研究課題
本研究課題では、早期一貫型高等教育機関である高専の学生を対象に、サイバーセキュリティ教育を意欲的・効果的・継続的に行うための新しい形のトップダウン型教材を開発し、学習意欲に寄与する“没入感の深さ”と、それに基づく教育効果を測定することを目的として、教材開発を行い、教育効果の測定方法の確立を検討する。研究の初期段階として、高専における1年間の講義の中で、学習者が自らサイバー攻撃を体験し、同時にその対策を施すことが可能である教材を体感してもらい、課題達成度、スキル習得度、課題の難易度評定、内容の興味深さ、具体的な獲得スキル、自身の取り組み度を評価してもらった。評価結果の分析は、次のステップである“没入感の深さ”の計測に関わる項目の抽出・検討へつなげる。また、開発した教材を使用した講義の受講の前後において、サイバーセキュリティの知識体系をもとに設定した、知識・技術レベルに関する5段階の自己評価を行っており、教育効果の分析を可能としている。教材開発面では、本研究課題遂行以前より開発が完了していた企業が提供するWebサービスへのサイバー攻撃の基礎を体験・学習できる単独項目によるコンテンツと、これら単独項目を複数組み合わせて、短い攻撃シナリオを作成し、システムへのサイバー攻撃の一連の流れ(偵察・侵入・潜伏)を学習できるショートシナリオコンテンツに加え、複数の単独項目コンテンツの開発、ショートシナリオコンテンツの改良を行い、実際に講義にて使用し、教育効果計測を実施した。準備段階の検討として実施していた高専教職員(高専生と同様の学習傾向特性を持つため“没入感の深さ”と教育効果との関係を検討可能)への教材適用とその教育効果測定では、セキュリティに関わる法律の知識、システムが持つ脆弱性に関する知識・技術の向上と定着が確認され、高専生に対する教育効果の分析手法確立への足掛かりを得た。
2: おおむね順調に進展している
学習意欲に寄与する“没入感の深さ”と、それに基づく教育効果を測定するための評価項目を検討することができた。開発済みの教材に加え、新たな単独項目コンテンツを複数開発することができ、また、ショートシナリオコンテンツの改良を行い、いずれも、サイバーセキュリティの講義にて使用することができた。理想的には、ショートシナリオコンテンツを組み合わせたロングシナリオコンテンツの開発に着手でき、ある程度開発が進んだ形の教育コンテンツを購入したサーバに搭載し、同一の仮想空間内練習場において、攻撃者サイドを体験可能な学習者と、サービスを運営し攻撃対策としてサービスを監視しているサイドを体験可能な学習者同士が、リアルタイムでの攻防を体験学習できる状態へ進めたかったところではある。しかしながら、ロングシナリオコンテンツの開発着手にあたり、教育効果測定手法の検討と教材開発を進めていった際、研究課題遂行において、“没入感の深さ”とモチベーションや満足度についての指標化の検討とその適用に関して、より適切な構成への向上の可能性と、それに伴うより適切な参加人数やコンテンツ内の学習要素の構成の再検討の必要性、加えて申請者の大幅なスキルアップ(知識・技術の両側面)により、当初予定よりもさらに良い形を目指した開発・検討が可能となる示唆を得たため、より適切なサーバの購入を検討するべく、サーバ購入を次年度へ見送った。この点については、研究課題遂行の停滞・遅延ではなく、前進であると判断している。準備段階として進めてきた高専生と同様の学習傾向特性をもつ高専教職員に対する同様の教材を使用した講義における教育効果測定の分析結果が国際会議2件に採択され、2021年度に発表予定である。

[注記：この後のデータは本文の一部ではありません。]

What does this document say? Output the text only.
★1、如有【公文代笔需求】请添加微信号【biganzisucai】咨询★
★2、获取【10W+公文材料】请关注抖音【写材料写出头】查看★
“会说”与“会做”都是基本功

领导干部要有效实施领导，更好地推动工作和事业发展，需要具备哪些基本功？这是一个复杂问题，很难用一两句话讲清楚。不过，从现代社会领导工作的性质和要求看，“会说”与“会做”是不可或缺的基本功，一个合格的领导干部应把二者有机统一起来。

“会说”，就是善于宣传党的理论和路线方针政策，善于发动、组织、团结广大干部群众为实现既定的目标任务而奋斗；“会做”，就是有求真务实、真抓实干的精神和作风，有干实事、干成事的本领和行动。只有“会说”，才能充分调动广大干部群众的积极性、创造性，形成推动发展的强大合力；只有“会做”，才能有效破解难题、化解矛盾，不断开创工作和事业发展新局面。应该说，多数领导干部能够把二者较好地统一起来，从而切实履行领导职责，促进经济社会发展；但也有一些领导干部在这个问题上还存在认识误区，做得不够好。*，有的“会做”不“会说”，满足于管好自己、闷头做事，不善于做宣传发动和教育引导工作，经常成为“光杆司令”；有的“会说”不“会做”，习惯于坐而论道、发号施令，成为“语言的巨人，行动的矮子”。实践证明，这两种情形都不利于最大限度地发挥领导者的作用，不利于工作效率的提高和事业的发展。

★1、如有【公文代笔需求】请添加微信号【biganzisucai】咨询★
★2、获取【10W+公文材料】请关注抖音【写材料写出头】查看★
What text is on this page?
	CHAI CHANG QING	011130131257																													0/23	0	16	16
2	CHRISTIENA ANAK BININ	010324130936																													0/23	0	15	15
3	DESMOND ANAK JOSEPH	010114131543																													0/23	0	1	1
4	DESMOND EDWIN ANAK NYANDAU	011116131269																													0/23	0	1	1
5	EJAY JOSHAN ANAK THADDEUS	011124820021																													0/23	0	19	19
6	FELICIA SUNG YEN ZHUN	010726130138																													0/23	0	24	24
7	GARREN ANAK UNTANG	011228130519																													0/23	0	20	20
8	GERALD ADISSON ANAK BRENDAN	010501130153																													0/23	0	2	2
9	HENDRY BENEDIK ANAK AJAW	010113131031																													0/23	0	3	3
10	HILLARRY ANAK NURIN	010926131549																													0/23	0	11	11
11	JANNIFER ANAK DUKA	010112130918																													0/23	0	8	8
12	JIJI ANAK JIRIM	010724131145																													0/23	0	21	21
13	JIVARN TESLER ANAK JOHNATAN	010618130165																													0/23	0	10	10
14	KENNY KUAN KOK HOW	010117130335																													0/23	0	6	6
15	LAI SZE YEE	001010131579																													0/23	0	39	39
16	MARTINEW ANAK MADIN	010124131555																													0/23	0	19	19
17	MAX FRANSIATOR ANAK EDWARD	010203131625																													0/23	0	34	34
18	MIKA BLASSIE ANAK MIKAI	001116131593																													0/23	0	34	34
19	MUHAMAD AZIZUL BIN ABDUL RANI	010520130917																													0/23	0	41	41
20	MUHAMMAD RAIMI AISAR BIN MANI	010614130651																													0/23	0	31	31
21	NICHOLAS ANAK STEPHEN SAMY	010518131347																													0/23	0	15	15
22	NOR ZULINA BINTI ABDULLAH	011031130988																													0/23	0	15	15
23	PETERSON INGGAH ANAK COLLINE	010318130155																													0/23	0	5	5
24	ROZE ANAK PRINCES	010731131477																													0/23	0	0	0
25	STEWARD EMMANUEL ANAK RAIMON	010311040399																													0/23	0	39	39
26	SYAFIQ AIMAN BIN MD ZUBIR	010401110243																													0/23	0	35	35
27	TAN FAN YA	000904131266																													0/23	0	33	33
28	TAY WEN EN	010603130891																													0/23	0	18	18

当初の予定通り、ショートシナリオコンテンツをさらに組み合わせたロングシナリオコンテンツを開発し、“没入感の深さ”の計測を実施する。開発したロングシナリオコンテンツを用いた教育効果の計測を検討するために、現時点で獲得している自己評価結果も考慮しながら、連続プレイ時間、単独セキュリティ要素のクリアの程度と必要とした時間、実行したコマンドのログなども分析し、各種効果の指標化を検討する。シナリオ内に配置する各ポイントにおける攻撃・防御スキルについても、必要な知識や基礎スキルとその習得度をスコア化し、学習者が自身の理解度・習熟度を認識できる形を目指す。自身の状態の認識は、“没入感の深さ”とそれに基づく教育効果へ影響を及ぼす重要な要因の1つであると考える。
今年度購入予定であったサイバーセキュリティ教育コンテンツ運用のためのサーバの購入を次年度に見送ったため。コンテンツの開発を進める中で、研究課題遂行により適した教材の在り方が見えてきた部分があり、そのため、今回開発する(今後開発していく)コンテンツ運用により適したサーバの購入を再検討すべきと判断した結果である。